If you’re a stay at home parent, you’ve probably had to learn some tough lessons about money. Make sure you pass those on to your children, and start young. You can keep it age appropriate as you go.

Preschoolers and kindergarteners will mostly be interested in learning the names of the various coins. Even when they spend money they may not have much understanding as to the value of it. But I’m all for giving young children a budget to buy gifts for birthdays and holidays when making a gift isn’t what you want them to do.

As children get older, allowances can help them to equate earning money with its value, you can help them learn more about budgeting. Consider requiring them to save a certain amount, perhaps even donate a percentage to charity. How you handle this depends on your own values, of course.
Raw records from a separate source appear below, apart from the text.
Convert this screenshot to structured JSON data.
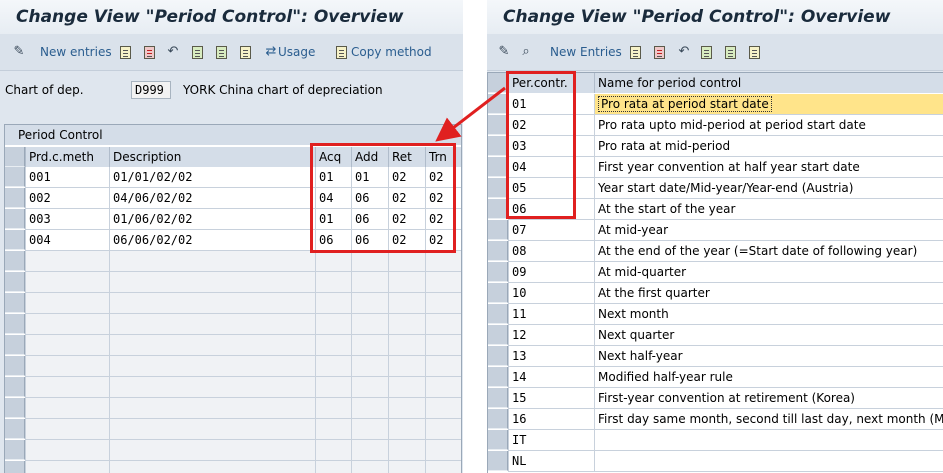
{
  "left": {
    "title": "Change View \"Period Control\": Overview",
    "toolbar": {
      "new_entries": "New entries",
      "usage": "Usage",
      "copy_method": "Copy method"
    },
    "chart_of_dep": {
      "label": "Chart of dep.",
      "value": "D999",
      "description": "YORK China chart of depreciation"
    },
    "table": {
      "title": "Period Control",
      "columns": [
        "Prd.c.meth",
        "Description",
        "Acq",
        "Add",
        "Ret",
        "Trn"
      ],
      "rows": [
        [
          "001",
          "01/01/02/02",
          "01",
          "01",
          "02",
          "02"
        ],
        [
          "002",
          "04/06/02/02",
          "04",
          "06",
          "02",
          "02"
        ],
        [
          "003",
          "01/06/02/02",
          "01",
          "06",
          "02",
          "02"
        ],
        [
          "004",
          "06/06/02/02",
          "06",
          "06",
          "02",
          "02"
        ]
      ]
    }
  },
  "right": {
    "title": "Change View \"Period Control\": Overview",
    "toolbar": {
      "new_entries": "New Entries"
    },
    "table": {
      "columns": [
        "Per.contr.",
        "Name for period control"
      ],
      "rows": [
        [
          "01",
          "Pro rata at period start date"
        ],
        [
          "02",
          "Pro rata upto mid-period at period start date"
        ],
        [
          "03",
          "Pro rata at mid-period"
        ],
        [
          "04",
          "First year convention at half year start date"
        ],
        [
          "05",
          "Year start date/Mid-year/Year-end (Austria)"
        ],
        [
          "06",
          "At the start of the year"
        ],
        [
          "07",
          "At mid-year"
        ],
        [
          "08",
          "At the end of the year (=Start date of following year)"
        ],
        [
          "09",
          "At mid-quarter"
        ],
        [
          "10",
          "At the first quarter"
        ],
        [
          "11",
          "Next month"
        ],
        [
          "12",
          "Next quarter"
        ],
        [
          "13",
          "Next half-year"
        ],
        [
          "14",
          "Modified half-year rule"
        ],
        [
          "15",
          "First-year convention at retirement (Korea)"
        ],
        [
          "16",
          "First day same month, second till last day, next month  (MX)"
        ],
        [
          "IT",
          ""
        ],
        [
          "NL",
          ""
        ]
      ]
    }
  },
  "colors": {
    "highlight_box": "#e02020",
    "selected_cell": "#ffe48a"
  }
}
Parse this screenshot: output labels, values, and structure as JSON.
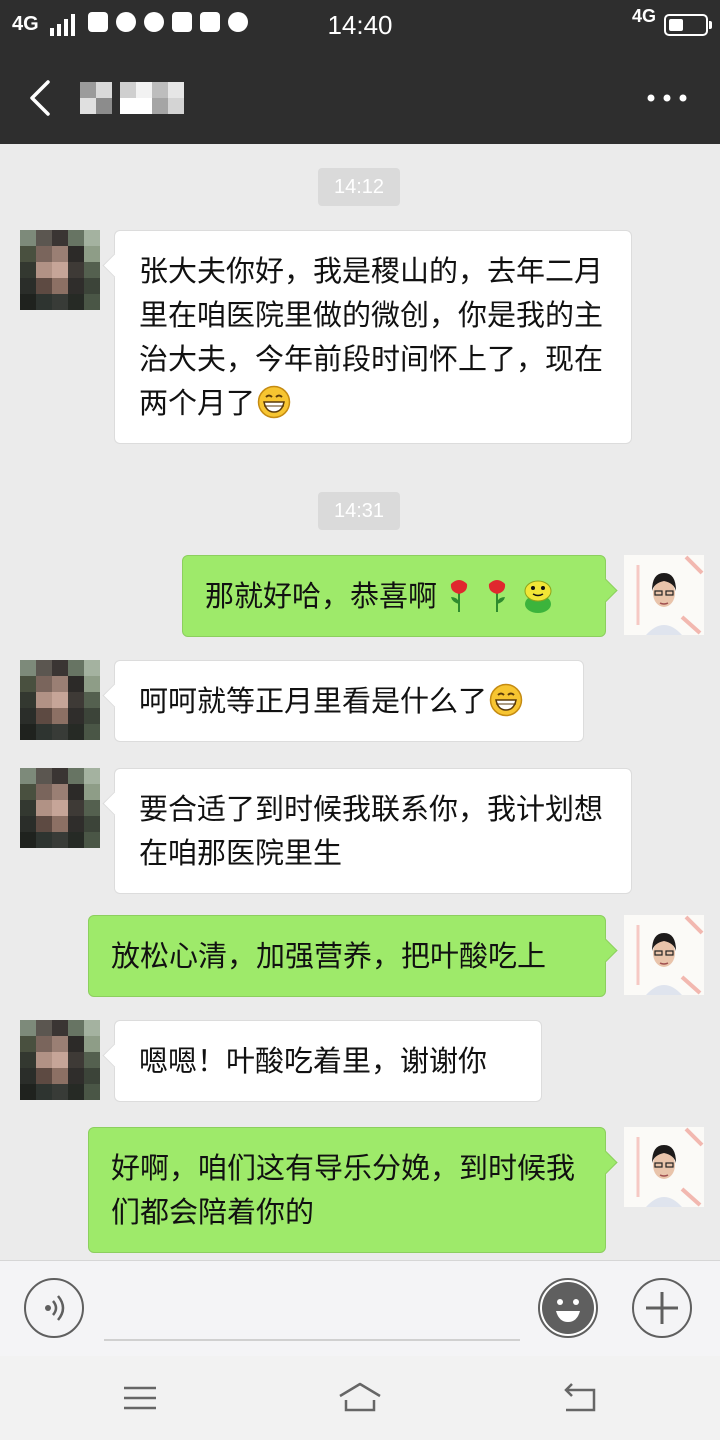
{
  "status_bar": {
    "network_left": "4G",
    "time": "14:40",
    "network_right": "4G",
    "icons": [
      "signal-icon",
      "android-icon",
      "planet-icon",
      "cloud-icon",
      "sogou-icon",
      "shopping-bag-icon",
      "crown-icon",
      "battery-icon"
    ]
  },
  "header": {
    "back_icon": "chevron-left-icon",
    "title": "",
    "title_pixelated": true,
    "more_icon": "more-dots-icon"
  },
  "messages": [
    {
      "type": "timestamp",
      "text": "14:12"
    },
    {
      "type": "incoming",
      "text": "张大夫你好，我是稷山的，去年二月里在咱医院里做的微创，你是我的主治大夫，今年前段时间怀上了，现在两个月了",
      "emoji": "grinning-face-emoji"
    },
    {
      "type": "timestamp",
      "text": "14:31"
    },
    {
      "type": "outgoing",
      "text": "那就好哈，恭喜啊",
      "emoji": [
        "rose-emoji",
        "rose-emoji",
        "frog-emoji"
      ]
    },
    {
      "type": "incoming",
      "text": "呵呵就等正月里看是什么了",
      "emoji": "grinning-face-emoji"
    },
    {
      "type": "incoming",
      "text": "要合适了到时候我联系你，我计划想在咱那医院里生"
    },
    {
      "type": "outgoing",
      "text": "放松心清，加强营养，把叶酸吃上"
    },
    {
      "type": "incoming",
      "text": "嗯嗯！叶酸吃着里，谢谢你"
    },
    {
      "type": "outgoing",
      "text": "好啊，咱们这有导乐分娩，到时候我们都会陪着你的"
    }
  ],
  "input_bar": {
    "voice_icon": "voice-icon",
    "emoji_icon": "smiley-icon",
    "plus_icon": "plus-icon"
  },
  "system_nav": {
    "menu_icon": "menu-icon",
    "home_icon": "home-icon",
    "back_icon": "return-icon"
  },
  "colors": {
    "header_bg": "#2e2e2e",
    "chat_bg": "#ebebeb",
    "incoming_bubble": "#ffffff",
    "outgoing_bubble": "#9eea6a",
    "timestamp_bg": "#dadada"
  }
}
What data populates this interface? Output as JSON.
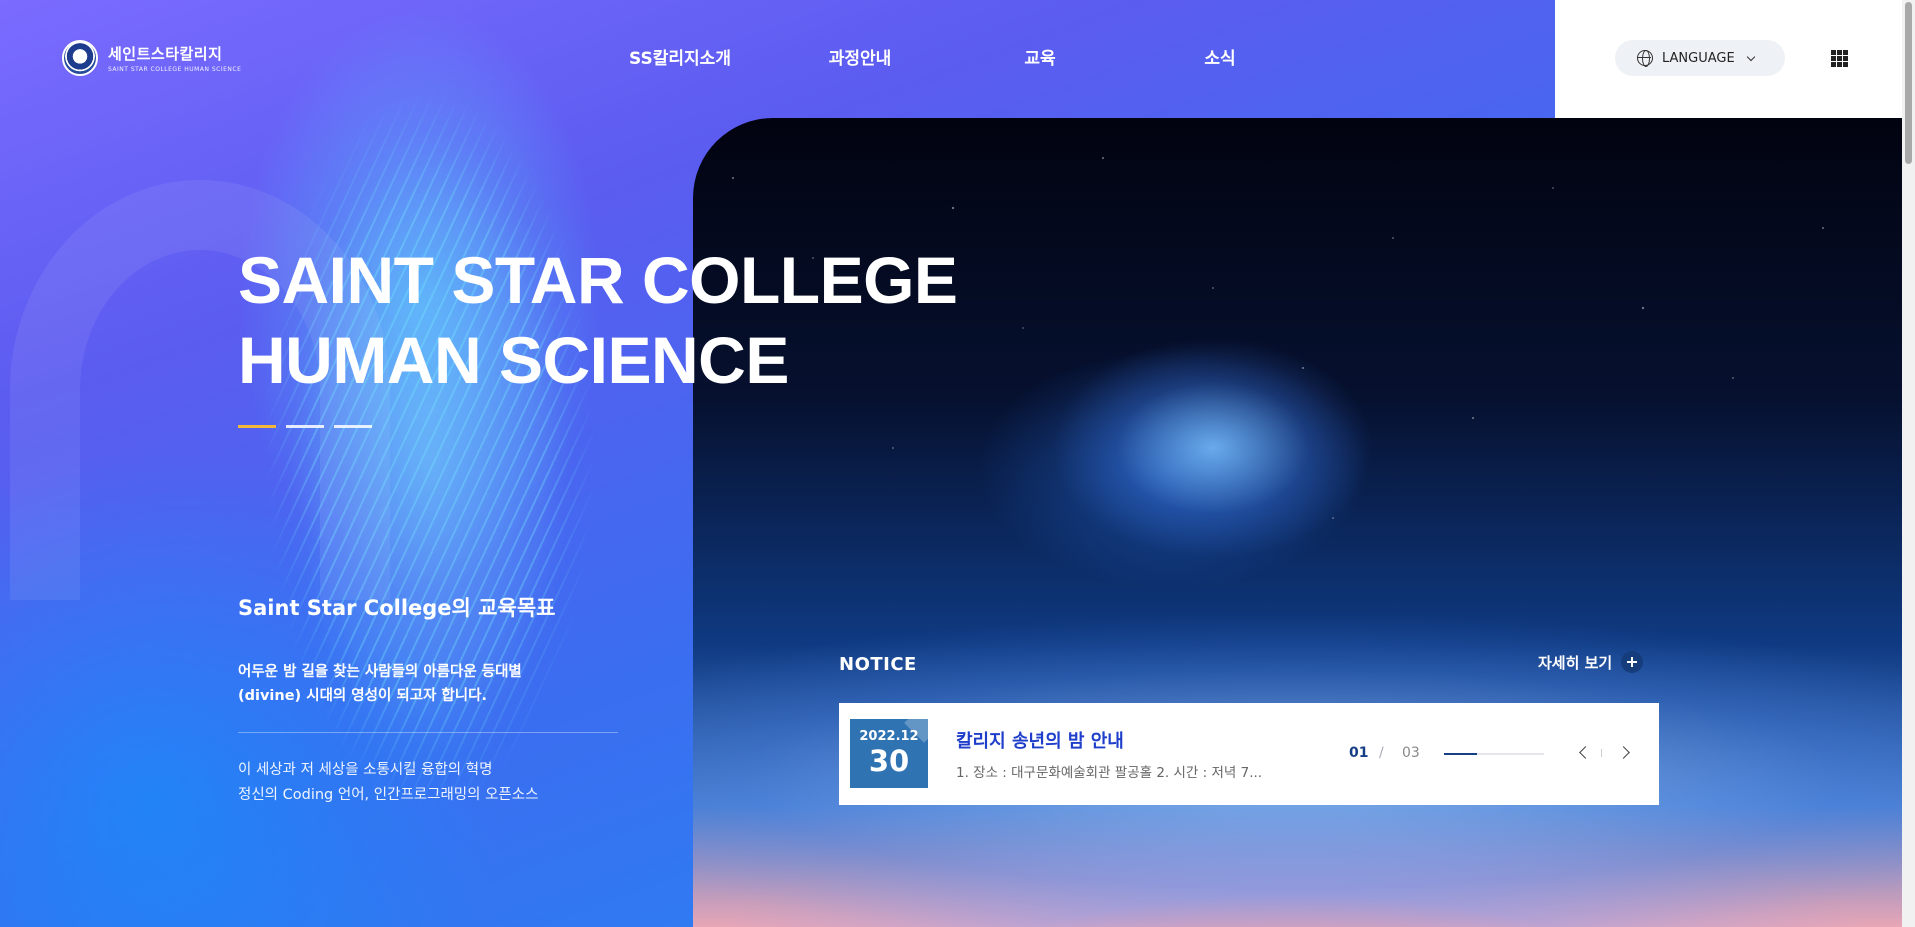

By high school, you need to make sure they can budget well. They may have a lot of wants, especially in terms of fashion, and that can be a great time to teach them about the value of money.

Make sure they learn to use a checkbook correctly and can balance it. Teach them about credit cards. You want your children to be able to handle a checking account as well as credit as well as possible when you aren’t supporting them financially anymore.

If you’re lucky, your children’s school will help in this area, but not all schools do much to teach children about money, and that means you have to handle it on your own.

Of course, the hardest lesson can be the value of money. If your children see you spending money frivolously, that’s the lesson about money they’re going to take. Teach by example as well as by limiting your children’s access to money sufficiently so that they feel the limits. You don’t want your children to have absolutely everything they want without effort.